While Banks is busy dusting off old unsolveds, DI Annie Cabbot, Banks’ colleague on Homicide and Serious Crimes, has her very capable hands full with a more contemporary crime. A 15-year-old white girl is found dead on a country road near Eastvale. She is naked and evidence suggests that she was sexually assaulted by several men before being thrown out of a vehicle. She managed to make her way along the road looking for help before being approached by another vehicle. Instead of helping her, the driver brutally beats her to death. Cabbot’s team manage to identify the girl as Mimosa Moffat, whose mother Sinead, a heroin addict, named her after a posh drink she had once at a wedding. The ME identifies the attackers as being of Pakistani descent. Along with a number of other young girls from the area, the victim was probably groomed, as it’s called, by local British-Pakistani males for sexual exploitation. Considering the impoverished background of the girls, the attention of the groomers couldn’t be more seductive. As one of the groomed girls tells it:
They always said we were always welcome to everything they’d given us, and kept on giving us – drinks, food, free taxi rides, jewelry sometimes mobiles, top-ups, and later some coke and phets and weed. Even money. None of us had, like, jobs, or parents that had any money to give us. Maybe we felt what we did, you know, was like a way of paying for it, doing a favour for a friend. I mean men wanting sex with me was no big deal. They’ve been doing it since I was twelve, including my first foster father and my stepbrother. I didn’t get a chance to say no to them and they didn’t pay me for it.

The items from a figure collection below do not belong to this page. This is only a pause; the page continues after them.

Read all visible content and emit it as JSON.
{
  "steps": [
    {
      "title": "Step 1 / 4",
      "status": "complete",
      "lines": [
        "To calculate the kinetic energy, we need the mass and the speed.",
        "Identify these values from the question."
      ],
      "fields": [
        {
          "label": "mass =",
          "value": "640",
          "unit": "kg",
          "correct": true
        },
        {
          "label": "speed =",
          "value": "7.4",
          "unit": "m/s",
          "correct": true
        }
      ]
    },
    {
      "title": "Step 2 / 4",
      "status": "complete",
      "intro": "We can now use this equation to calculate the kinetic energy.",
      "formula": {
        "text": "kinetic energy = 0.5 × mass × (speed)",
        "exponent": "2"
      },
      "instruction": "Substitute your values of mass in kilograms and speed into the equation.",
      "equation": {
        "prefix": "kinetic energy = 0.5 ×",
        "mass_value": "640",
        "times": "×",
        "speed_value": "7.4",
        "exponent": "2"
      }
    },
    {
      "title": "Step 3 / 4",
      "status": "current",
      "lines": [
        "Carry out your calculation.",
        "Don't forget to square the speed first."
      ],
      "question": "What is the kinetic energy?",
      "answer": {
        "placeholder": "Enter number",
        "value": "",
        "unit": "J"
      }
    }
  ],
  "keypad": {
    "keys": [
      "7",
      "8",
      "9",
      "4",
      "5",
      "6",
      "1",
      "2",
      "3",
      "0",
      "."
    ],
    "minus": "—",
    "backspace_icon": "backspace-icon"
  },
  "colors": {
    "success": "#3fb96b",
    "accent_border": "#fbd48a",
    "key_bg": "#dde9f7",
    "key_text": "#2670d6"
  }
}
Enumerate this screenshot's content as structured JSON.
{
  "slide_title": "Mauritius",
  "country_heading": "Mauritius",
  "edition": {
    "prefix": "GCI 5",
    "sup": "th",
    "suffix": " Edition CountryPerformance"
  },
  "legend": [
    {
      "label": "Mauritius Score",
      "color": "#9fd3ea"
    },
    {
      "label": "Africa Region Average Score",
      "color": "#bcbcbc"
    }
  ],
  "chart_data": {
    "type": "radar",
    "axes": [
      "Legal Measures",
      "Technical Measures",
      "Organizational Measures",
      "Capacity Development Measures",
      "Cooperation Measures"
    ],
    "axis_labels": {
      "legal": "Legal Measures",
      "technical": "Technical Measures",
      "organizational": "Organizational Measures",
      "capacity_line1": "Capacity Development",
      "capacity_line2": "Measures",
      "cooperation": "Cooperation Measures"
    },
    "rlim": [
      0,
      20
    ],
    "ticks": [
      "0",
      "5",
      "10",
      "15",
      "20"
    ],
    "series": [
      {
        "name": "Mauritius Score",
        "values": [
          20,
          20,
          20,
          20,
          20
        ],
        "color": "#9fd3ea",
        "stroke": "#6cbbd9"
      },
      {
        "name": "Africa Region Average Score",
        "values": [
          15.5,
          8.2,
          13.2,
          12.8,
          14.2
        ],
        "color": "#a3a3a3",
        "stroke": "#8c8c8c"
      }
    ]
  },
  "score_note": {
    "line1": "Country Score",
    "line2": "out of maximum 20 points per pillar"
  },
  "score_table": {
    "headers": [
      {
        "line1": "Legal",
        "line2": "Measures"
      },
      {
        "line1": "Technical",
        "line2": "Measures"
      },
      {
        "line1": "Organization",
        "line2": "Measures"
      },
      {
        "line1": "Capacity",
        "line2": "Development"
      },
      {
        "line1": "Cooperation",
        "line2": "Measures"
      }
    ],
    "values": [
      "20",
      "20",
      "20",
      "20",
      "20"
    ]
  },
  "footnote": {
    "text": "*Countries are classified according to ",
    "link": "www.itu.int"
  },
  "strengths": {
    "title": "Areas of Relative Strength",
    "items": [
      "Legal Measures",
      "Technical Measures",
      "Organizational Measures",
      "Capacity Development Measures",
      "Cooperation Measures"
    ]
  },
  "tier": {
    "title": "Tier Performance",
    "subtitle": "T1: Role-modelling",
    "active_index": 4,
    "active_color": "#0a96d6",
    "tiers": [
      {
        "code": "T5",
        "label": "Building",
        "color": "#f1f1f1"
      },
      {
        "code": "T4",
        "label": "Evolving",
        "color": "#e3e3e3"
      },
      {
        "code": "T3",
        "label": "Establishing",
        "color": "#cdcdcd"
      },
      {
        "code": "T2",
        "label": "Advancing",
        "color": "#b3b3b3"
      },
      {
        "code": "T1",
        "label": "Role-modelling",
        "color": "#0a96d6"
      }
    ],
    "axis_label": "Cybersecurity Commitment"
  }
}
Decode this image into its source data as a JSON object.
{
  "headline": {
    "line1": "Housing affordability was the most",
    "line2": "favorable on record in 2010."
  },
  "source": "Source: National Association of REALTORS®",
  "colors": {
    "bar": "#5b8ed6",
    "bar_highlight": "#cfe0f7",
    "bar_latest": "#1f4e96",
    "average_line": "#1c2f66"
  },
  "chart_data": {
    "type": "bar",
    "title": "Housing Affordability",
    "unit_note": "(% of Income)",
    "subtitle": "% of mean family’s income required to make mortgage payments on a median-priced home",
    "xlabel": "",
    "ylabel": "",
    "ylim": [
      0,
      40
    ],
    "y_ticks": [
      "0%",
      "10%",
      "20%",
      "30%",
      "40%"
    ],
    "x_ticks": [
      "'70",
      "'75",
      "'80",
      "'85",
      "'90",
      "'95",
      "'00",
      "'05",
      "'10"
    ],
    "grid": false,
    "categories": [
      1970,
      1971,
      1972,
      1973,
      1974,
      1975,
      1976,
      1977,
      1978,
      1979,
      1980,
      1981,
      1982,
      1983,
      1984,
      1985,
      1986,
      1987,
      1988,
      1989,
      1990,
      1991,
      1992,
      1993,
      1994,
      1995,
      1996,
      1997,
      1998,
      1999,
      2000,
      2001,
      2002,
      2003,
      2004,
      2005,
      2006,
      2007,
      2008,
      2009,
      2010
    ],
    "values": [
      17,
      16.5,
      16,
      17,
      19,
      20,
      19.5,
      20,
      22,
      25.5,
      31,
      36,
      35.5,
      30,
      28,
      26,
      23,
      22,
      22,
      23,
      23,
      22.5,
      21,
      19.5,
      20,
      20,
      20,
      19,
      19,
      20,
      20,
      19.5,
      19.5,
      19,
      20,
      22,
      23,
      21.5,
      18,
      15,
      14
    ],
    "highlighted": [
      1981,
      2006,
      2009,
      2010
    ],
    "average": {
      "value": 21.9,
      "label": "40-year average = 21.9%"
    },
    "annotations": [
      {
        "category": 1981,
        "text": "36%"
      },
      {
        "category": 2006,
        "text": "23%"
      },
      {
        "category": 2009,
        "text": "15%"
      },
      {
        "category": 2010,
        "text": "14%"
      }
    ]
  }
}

When the Music’s Over is Peter Robinson at the top of his form. We go from the summer of love in 1967 to the summer of Brexit. He handles xenophobia—the dark side of immigration, sexual assault and the excesses of celebrity privilege with ingenuity and intelligence. Music is integral to Banks’ life and every Robinson novel is laced with musical references. As I have said before, Banks has evolved into one of our most appealing cops and he just gets better and better.
Irma Heldman is a veteran publishing executive and book reviewer with a penchant for mysteries. One of her favorite gigs was her magazine column “On the Docket” under the pseudonym O. L. Bailey.